Papua tiba-tiba jadi ramai dibicarkan orang Indonesia, padahal selama ini tak banyak yang tahu tentang Papua.

“KALAU MAU LIHAT INDONESIA, LIHATLAH DI PAPUA.” Kata Keong, pria asal Sorong yang saya temui di Manokwari. Keong bukan nama aslinya, saya lupa nama aslinya tapi teman-temannya biasa menyapanya dengan nama itu. Dia pria asli Papua, aktif di gerakan pemuda kota Manokwari.

Kalimat yang diucapkan Keong itu selalu terbayang. Di Papua saya melihat asimilasi damai antara beragam suku di Indonesia, bahkan dengan suku Tionghoa yang bukan asli Indonesia. Saya menemukan banyak cerita di Papua, cerita yang kadang lupa untuk dikabarkan.

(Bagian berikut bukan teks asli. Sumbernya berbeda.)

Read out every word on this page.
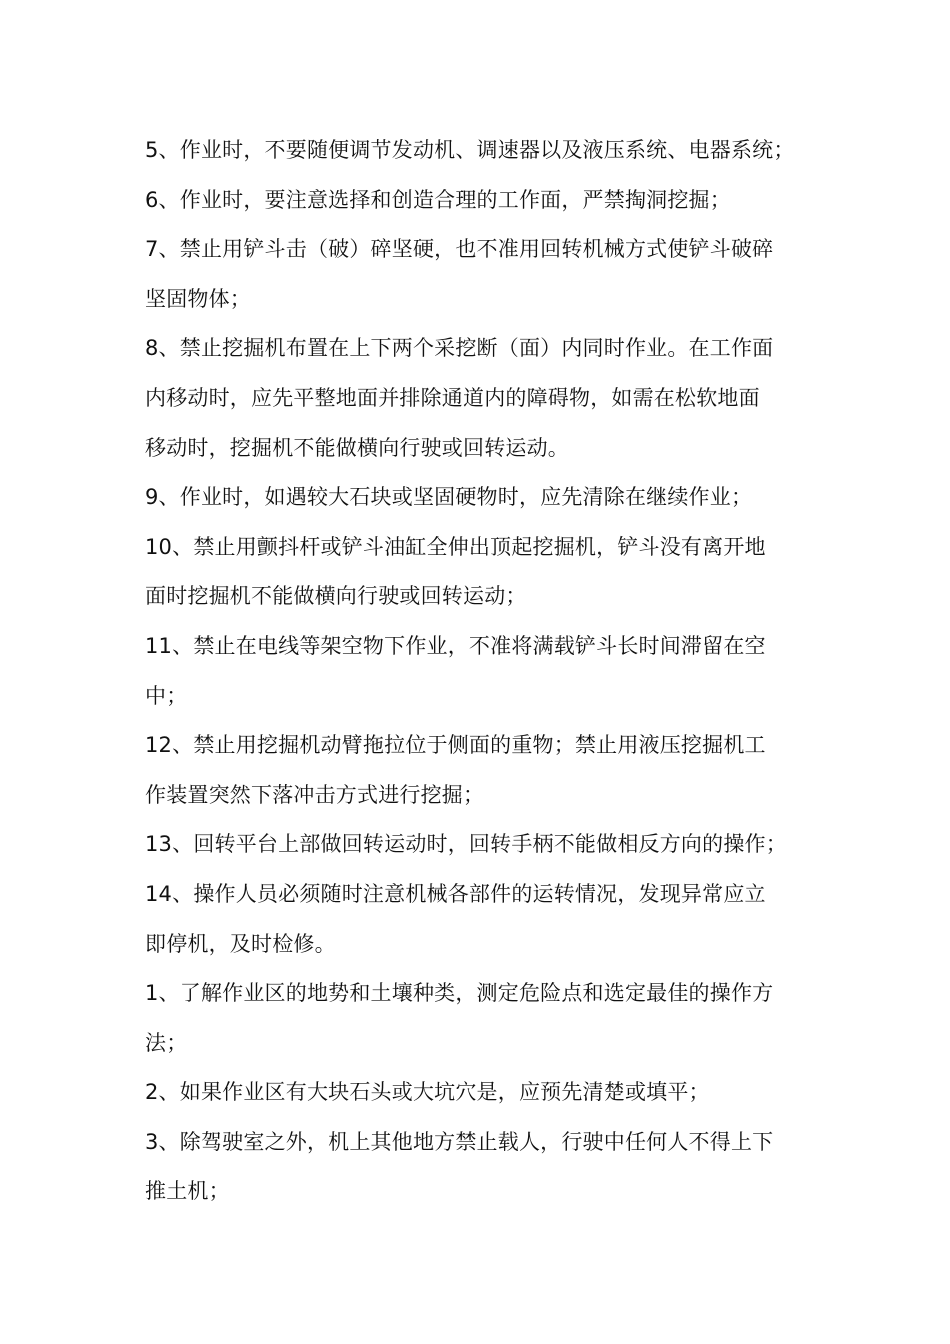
5、作业时，不要随便调节发动机、调速器以及液压系统、电器系统；
6、作业时，要注意选择和创造合理的工作面，严禁掏洞挖掘；
7、禁止用铲斗击（破）碎坚硬，也不准用回转机械方式使铲斗破碎
坚固物体；
8、禁止挖掘机布置在上下两个采挖断（面）内同时作业。在工作面
内移动时，应先平整地面并排除通道内的障碍物，如需在松软地面
移动时，挖掘机不能做横向行驶或回转运动。
9、作业时，如遇较大石块或坚固硬物时，应先清除在继续作业；
10、禁止用颤抖杆或铲斗油缸全伸出顶起挖掘机，铲斗没有离开地
面时挖掘机不能做横向行驶或回转运动；
11、禁止在电线等架空物下作业，不准将满载铲斗长时间滞留在空
中；
12、禁止用挖掘机动臂拖拉位于侧面的重物；禁止用液压挖掘机工
作装置突然下落冲击方式进行挖掘；
13、回转平台上部做回转运动时，回转手柄不能做相反方向的操作；
14、操作人员必须随时注意机械各部件的运转情况，发现异常应立
即停机，及时检修。
1、了解作业区的地势和土壤种类，测定危险点和选定最佳的操作方
法；
2、如果作业区有大块石头或大坑穴是，应预先清楚或填平；
3、除驾驶室之外，机上其他地方禁止载人，行驶中任何人不得上下
推土机；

Papua memang satu wilayah yang sering terlupa di Indonesia. Dalam peta, bentuknya sangat besar sampai berkali-kali besar pulau Jawa yang jadi pusat Indonesia. Tapi besar saja tidak cukup, Papua tetap tertinggal, asing dan jauh dari percakapan. Membicarakan Papua seolah-olah membicarakan sebuah tempat yang kelam, penuh dengan orang barbar, keras, bahkan masih memakan sesamanya manusia.

Sampai Papua kemudian jadi pembicaraan nasional ketika sebuah kerusuhan bernunasa SARA meletup tepat di hari Idul Fitri tahun ini. Sebuah mushala (sebagian orang menyebutnya masjid) terbakar dan sholat ied dibubarkan massa. Berita ini menyeruak sampai kemana-mana, seperti api yang dilemparkan ke jerami kering. Dalam sekejap api membesar, membakar amarah banyak orang. Tiba-tiba saja Tolikara yang jadi sumber keramaian itu jadi terkenal, disebut-sebut meski saya yakin tak banyak orang yang bisa menunjukkan dengan tepat di mana Tolikara dalam peta.

Cerita ini tentu berbeda dengan cerita ketika empat orang mati tertembak di Paniai Desember tahun lalu, atau ketika puluhan dan bahkan ratusan lainnya mati di ujung peluru aparat selama bertahun-tahun. Tak ada berita dan cerita yang cukup bisa menyaingi berita bernuansa SARA seperti yang terjadi beberapa hari yang lalu.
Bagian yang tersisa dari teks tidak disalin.